Being a citizen diplomat can be as simple as hosting an international visitor in one's home. Or it can involve organizing and hosting "immersion journeys."

Breaking down misinformation

Sahar Taman, a Muslim who grew up in Wisconsin, has led tours to and from seven different Arab countries over the past four years. That has included visiting multiple mosques, synagogues and churches and having meaningful discussions about religion.

2010 Citizen Diplomat Award honoree Sahar Taman (back row in red) visits an Egyptian Coptic church with one of her tour groups in May 2009.
2010 Citizen Diplomat Award honoree Sahar Taman (back row in red) visits an Egyptian Coptic church with one of her tour groups in May 2009.

"One of the things we do is break down this culture of misinformation that exists about religion," she says. "It exists about Muslims, but often exists for Muslims about other religions, too."

Taman recalls an Islamic publisher who hosted participants in her program and wrote an essay about his experience. She said he grew up believing "the Jews were the enemies," something his government and the media in his country told him.

"It was not until 2008," the publisher wrote, "when I was 63 years old, that I met a Jewish person for the first time, and I learned that they were humans, just like us.'"

Taman was one of seven people honored this year by the U.S. Center for Citizen Diplomacy. More than 600 people from across the United Sates and 41 other nations attended the group's four-day gathering, to honor her and other citizen diplomats and talk about issues of concern.

More than a meeting

Ann Schodde, president and CEO of the U.S. Center for Citizen Diplomacy emphasized that the summit was more than just talk.

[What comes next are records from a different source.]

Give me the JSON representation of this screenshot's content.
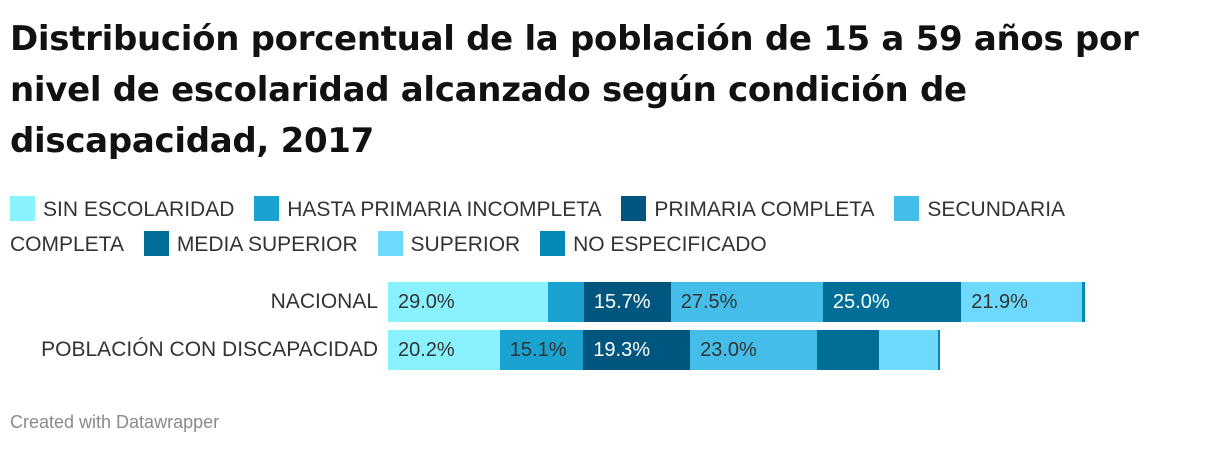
{
  "title": "Distribución porcentual de la población de 15 a 59 años por nivel de escolaridad alcanzado según condición de discapacidad, 2017",
  "footer": "Created with Datawrapper",
  "chart_data": {
    "type": "bar",
    "orientation": "horizontal",
    "stacked": true,
    "title": "Distribución porcentual de la población de 15 a 59 años por nivel de escolaridad alcanzado según condición de discapacidad, 2017",
    "xlabel": "",
    "ylabel": "",
    "categories": [
      "NACIONAL",
      "POBLACIÓN CON DISCAPACIDAD"
    ],
    "xlim": [
      0,
      150
    ],
    "legend_position": "top",
    "grid": false,
    "series": [
      {
        "name": "SIN ESCOLARIDAD",
        "color": "#8af2ff",
        "values": [
          29.0,
          20.2
        ],
        "labels": [
          "29.0%",
          "20.2%"
        ]
      },
      {
        "name": "HASTA PRIMARIA INCOMPLETA",
        "color": "#1aa3d0",
        "values": [
          6.4,
          15.1
        ],
        "labels": [
          "",
          "15.1%"
        ]
      },
      {
        "name": "PRIMARIA COMPLETA",
        "color": "#00567f",
        "values": [
          15.7,
          19.3
        ],
        "labels": [
          "15.7%",
          "19.3%"
        ]
      },
      {
        "name": "SECUNDARIA COMPLETA",
        "color": "#45bde9",
        "values": [
          27.5,
          23.0
        ],
        "labels": [
          "27.5%",
          "23.0%"
        ]
      },
      {
        "name": "MEDIA SUPERIOR",
        "color": "#006f98",
        "values": [
          25.0,
          11.2
        ],
        "labels": [
          "25.0%",
          ""
        ]
      },
      {
        "name": "SUPERIOR",
        "color": "#6dd9fd",
        "values": [
          21.9,
          10.6
        ],
        "labels": [
          "21.9%",
          ""
        ]
      },
      {
        "name": "NO ESPECIFICADO",
        "color": "#0489b7",
        "values": [
          0.4,
          0.4
        ],
        "labels": [
          "",
          ""
        ]
      }
    ]
  }
}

Ann Schodde, president and CEO of the US Center for Citizen Diplomacy wants to double the number of Americans engaged in international activities within the next 10 years.
Ann Schodde, president and CEO of the US Center for Citizen Diplomacy wants to double the number of Americans engaged in international activities within the next 10 years.

"It is an initiative and it is a launch, and what we are doing, launches a 10-year campaign to double the number of Americans involved internationally, whether they are five or 95 by 2020."

Although it is difficult to say for certain how many Americans are engaged in citizen diplomacy, Schodde says the center has looked at census data for some figures. She says tallying figures such as number of Americans studying abroad or travelling outside the U.S. for business, the total is about 63 million. But, she admits, it is a "very subjective number."

Free dental care for Afghans

One of those millions honored at the summit in Washington was Dr. James Rolfe. A dentist for more than four decades, Rolfe founded the Afghanistan Dental Relief Project, which provides free dental care to Afghan citizens.

After travelling to Afghanistan on his own in 2003 and learning that most Afghans had never seen a dentist, he set up a clinic which now treats about 20,000 people a year. He also established a school to train dental assistants, dental laboratory technicians, and dental hygienists from the orphan and widow population.

"When I started this I thought, 'this is a really great project and a lot of people are going to come and help me with it,'" Rolfe recalls. "It wasn't like that at all. There wasn't money coming in and there wasn't any volunteer pool to draw from. And so basically it was a lot of hard work and money had to come from me and the work had to come from me too."

That is beginning to change he says, but he still puts most of the money from his own practice in Santa Barbara, California, into the program.

"I wanted to go and help the people because I knew I could do it," he says. "I knew they needed the help, and I felt like they had been abandoned, even by our own country."

When there are tensions between nations, Anne Schodde says, citizen diplomats can often directly address major issues like poverty, health, the environment.

"It is eminently clear that our government cannot portray American values and who we are to the rest of the world," she says. "It won't work. If you look at the power of just people working together often progress can be made on very critical issues faster."

That's why Schodde would like to see another 60 million Americans engaged in citizen diplomacy by 2020.